Their work involves diving into the energy use of a building and looking at energy conservation measures and preliminary feasibility studies and analyses, Stachowiak said. Measures are evaluated from costs, maintenance, and the life cycle of the equipment and then the measures are stacked to see how they are working together and whether the building’s energy use can be minimized, she said.
Different technologies, such as geothermal and solar power systems, are then evaluated.
“We’re seeing these evaluations in 50% to 60% energy reduction for these buildings,” Stachowiak said. “When you do 100% renewables, now you’re talking about a net-zero building.”
It takes a motivated building owner or developer to engage these systems and technologies, however, Barbasch said.
Typically, when a developer wants a building here to do that, the engineering firm and architect hired are obligated to meet the building and energy codes required by the state. It doesn’t require them to review with the owner form and cost of alternatives, he said.
“There is that one extra step,” Barbasch said. “The motivated building owner or developer would have to really seek out that analysis. The funding programs through the New York State Energy Research and Development Authority would in some cases pay for all of that or most of those efforts, whether it’s a new construction, a gut-rehab or even an existing building where they are contemplating a renovation. The state has been good at funding those programs.”
Barbasch mentioned NYSERDA’s Flexible Technical Assistance Program that offers up to 100% of the costs of an energy study of a building that will help identify and evaluate opportunities to reduce energy costs and incorporate clean energy into capital planning.
“It’s a good opportunity for existing building owners to contemplate the renovation to make sure they’re embarking on the right decision, not just based on first costs but on the lifecycle cost of the system,” Barbasch said. “You have to get out of the mindset of not the best boiler out there but the best system to heat or cool the building.”
Stachowiak said developers and building owners have become more receptive to the alternative energy systems, but in the end, it comes down to cost.
“You don’t find many business owners who what to be proactive,” Dentinger said. “We have to be in front of that discussion.”
Flynn predicted that aggressive energy saving and waste reduction initiatives by the state will increase the cost of doing business and create disincentives to rehab buildings and expand economically in New York.

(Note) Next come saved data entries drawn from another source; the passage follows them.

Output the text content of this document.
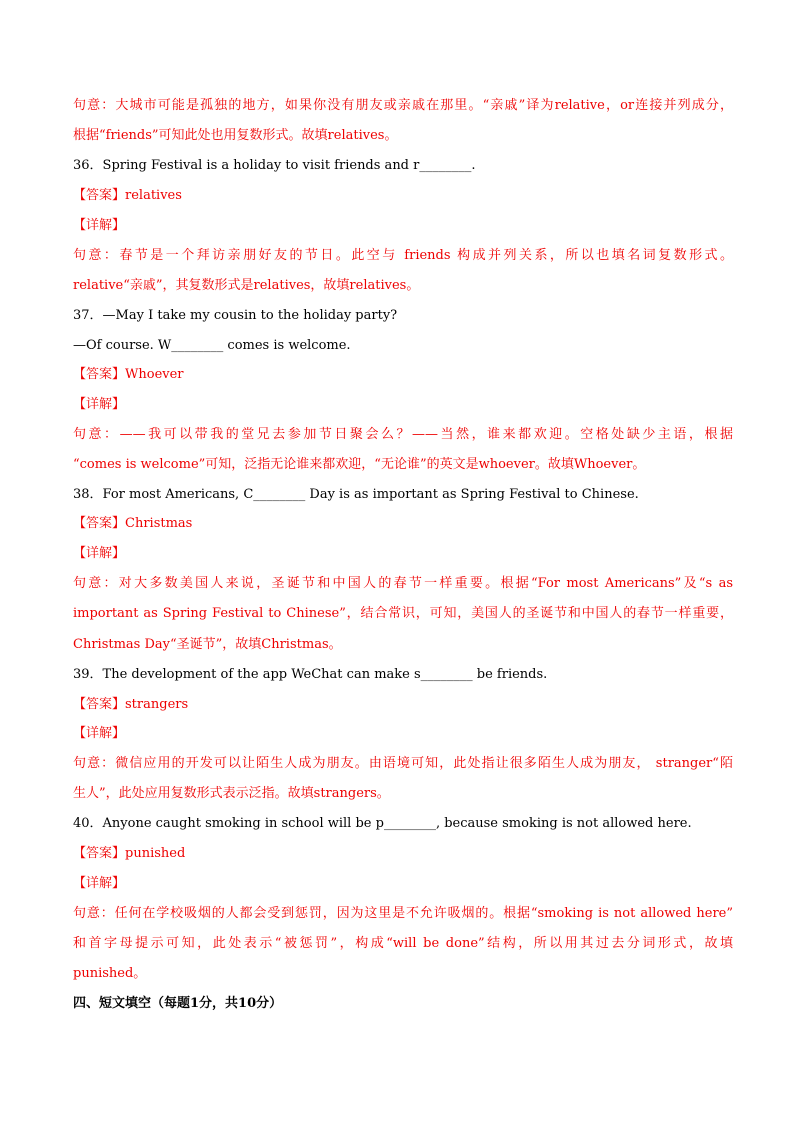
句意：大城市可能是孤独的地方，如果你没有朋友或亲戚在那里。“亲戚”译为relative，or连接并列成分，
根据“friends”可知此处也用复数形式。故填relatives。
36．Spring Festival is a holiday to visit friends and r________.
【答案】relatives
【详解】
句意：春节是一个拜访亲朋好友的节日。此空与 friends 构成并列关系，所以也填名词复数形式。
relative“亲戚”，其复数形式是relatives，故填relatives。
37．—May I take my cousin to the holiday party?
—Of course. W________ comes is welcome.
【答案】Whoever
【详解】
句意：——我可以带我的堂兄去参加节日聚会么？——当然，谁来都欢迎。空格处缺少主语，根据
“comes is welcome”可知，泛指无论谁来都欢迎，“无论谁”的英文是whoever。故填Whoever。
38．For most Americans, C________ Day is as important as Spring Festival to Chinese.
【答案】Christmas
【详解】
句意：对大多数美国人来说，圣诞节和中国人的春节一样重要。根据“For most Americans”及“s as
important as Spring Festival to Chinese”，结合常识，可知，美国人的圣诞节和中国人的春节一样重要，
Christmas Day“圣诞节”，故填Christmas。
39．The development of the app WeChat can make s________ be friends.
【答案】strangers
【详解】
句意：微信应用的开发可以让陌生人成为朋友。由语境可知，此处指让很多陌生人成为朋友， stranger“陌
生人”，此处应用复数形式表示泛指。故填strangers。
40．Anyone caught smoking in school will be p________, because smoking is not allowed here.
【答案】punished
【详解】
句意：任何在学校吸烟的人都会受到惩罚，因为这里是不允许吸烟的。根据“smoking is not allowed here”
和首字母提示可知，此处表示“被惩罚”，构成“will be done”结构，所以用其过去分词形式，故填
punished。
四、短文填空（每题1分，共10分）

At the same time, the initiatives will create business and job opportunities, such as in energy storage, that haven’t been available in the region until recently, he said. In a positive development, after the results of the national elections in November, inquiries came into Phillips Lytle from investors from outside the state, Europe and the Far East who are interested in pursuing renewable energy projects in New York because of the receptive and supportive market, Flynn said.
“That’s the glass half-full view,” Flynn said. “It has the potential to transform the economy and allow New York to be a leader in that space. The transition, I’m concerned, is going to take a long time and could be painful if it isn’t managed appropriately.”